El futuro primer ministro está convencido de que Pakistán “debe abandonar la llamada guerra contra el terrorismo”. Exige que EEUU ponga fin a los ataques con drones, “una carnicería y un horror de unas dimensiones que se ocultan a la gente en Occidente”. A pesar de sus ideas nacionalistas y de su actual cercanía con el Ejército, ha prometido en su intervención del jueves que hará lo que sea necesario para mejorar las relaciones con India, un asunto que los militares siempre contemplan con prevención.

El mantenimiento de la guerra encubierta con India permite al Ejército investirse como garante de los intereses nacionales del país y es por tanto un factor de legitimidad del que no están dispuestos a prescindir.
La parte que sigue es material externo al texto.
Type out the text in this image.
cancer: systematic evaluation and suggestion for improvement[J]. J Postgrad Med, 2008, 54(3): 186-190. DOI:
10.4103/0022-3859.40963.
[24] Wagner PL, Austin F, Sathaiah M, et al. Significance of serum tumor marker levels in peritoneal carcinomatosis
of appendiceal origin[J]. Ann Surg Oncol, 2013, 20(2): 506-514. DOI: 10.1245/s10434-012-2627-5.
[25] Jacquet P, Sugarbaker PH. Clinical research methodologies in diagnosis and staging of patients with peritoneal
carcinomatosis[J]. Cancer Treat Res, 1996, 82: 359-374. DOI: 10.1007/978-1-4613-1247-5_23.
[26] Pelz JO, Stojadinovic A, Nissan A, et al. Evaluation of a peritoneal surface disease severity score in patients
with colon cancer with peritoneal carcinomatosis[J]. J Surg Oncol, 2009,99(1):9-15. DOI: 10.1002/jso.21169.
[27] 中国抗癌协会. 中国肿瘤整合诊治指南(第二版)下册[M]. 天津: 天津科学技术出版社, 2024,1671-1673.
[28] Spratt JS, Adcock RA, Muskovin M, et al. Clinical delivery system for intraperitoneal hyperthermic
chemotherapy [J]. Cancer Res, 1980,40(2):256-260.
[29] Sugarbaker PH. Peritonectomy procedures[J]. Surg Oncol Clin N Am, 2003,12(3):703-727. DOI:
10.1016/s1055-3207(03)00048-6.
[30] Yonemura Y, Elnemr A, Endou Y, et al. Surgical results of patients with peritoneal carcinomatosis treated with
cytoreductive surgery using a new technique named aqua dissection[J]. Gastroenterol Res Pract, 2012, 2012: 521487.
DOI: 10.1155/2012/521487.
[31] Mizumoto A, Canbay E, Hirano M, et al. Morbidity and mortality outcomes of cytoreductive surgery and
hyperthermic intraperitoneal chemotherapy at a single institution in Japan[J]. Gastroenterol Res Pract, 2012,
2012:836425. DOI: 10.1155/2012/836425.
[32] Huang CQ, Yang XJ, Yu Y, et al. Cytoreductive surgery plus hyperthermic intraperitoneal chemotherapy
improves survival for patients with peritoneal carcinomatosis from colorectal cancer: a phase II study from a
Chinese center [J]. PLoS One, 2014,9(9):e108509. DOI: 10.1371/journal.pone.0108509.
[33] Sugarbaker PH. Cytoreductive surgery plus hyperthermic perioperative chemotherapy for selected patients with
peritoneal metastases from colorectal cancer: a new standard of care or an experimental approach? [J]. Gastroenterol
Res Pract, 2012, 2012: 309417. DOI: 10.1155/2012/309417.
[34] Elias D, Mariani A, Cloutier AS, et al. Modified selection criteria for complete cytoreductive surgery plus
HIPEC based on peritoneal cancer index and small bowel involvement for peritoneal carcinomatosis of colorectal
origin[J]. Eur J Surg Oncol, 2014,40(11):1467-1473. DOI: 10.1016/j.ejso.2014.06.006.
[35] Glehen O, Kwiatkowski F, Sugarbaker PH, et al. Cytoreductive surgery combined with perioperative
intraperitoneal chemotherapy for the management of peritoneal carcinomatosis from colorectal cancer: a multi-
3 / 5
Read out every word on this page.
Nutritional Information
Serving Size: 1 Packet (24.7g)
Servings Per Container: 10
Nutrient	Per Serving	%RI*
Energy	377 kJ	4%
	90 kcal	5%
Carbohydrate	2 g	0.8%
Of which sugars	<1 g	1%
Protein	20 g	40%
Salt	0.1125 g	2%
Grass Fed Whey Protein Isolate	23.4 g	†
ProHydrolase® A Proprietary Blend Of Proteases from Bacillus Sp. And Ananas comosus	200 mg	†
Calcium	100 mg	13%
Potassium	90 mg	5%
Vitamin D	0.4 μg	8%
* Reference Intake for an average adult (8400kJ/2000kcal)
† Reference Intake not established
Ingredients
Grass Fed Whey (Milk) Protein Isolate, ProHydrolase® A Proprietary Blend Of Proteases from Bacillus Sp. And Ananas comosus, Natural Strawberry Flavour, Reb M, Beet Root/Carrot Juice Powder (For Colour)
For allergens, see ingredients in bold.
Todo eso no importa demasiado a los votantes de Khan, sobre todo entre los jóvenes entre los que es muy popular porque lo ven como la única esperanza de que haya un auténtico cambio. Pensando en ellos, Khan ha renunciado a vivir en el palacio donde reside el primer ministro porque considera una afrenta disfrutar de tanto lujo en un país tan pobre. En todo caso, ya es suficiente con su mansión en una colina alejada de Islamabad, valorada en varios millones de dólares aunque en unos terrenos comprados hace muchos años.

Está claro que Khan quiere seguir siendo un héroe, aunque ahora también deberá demostrar que puede ser primer ministro.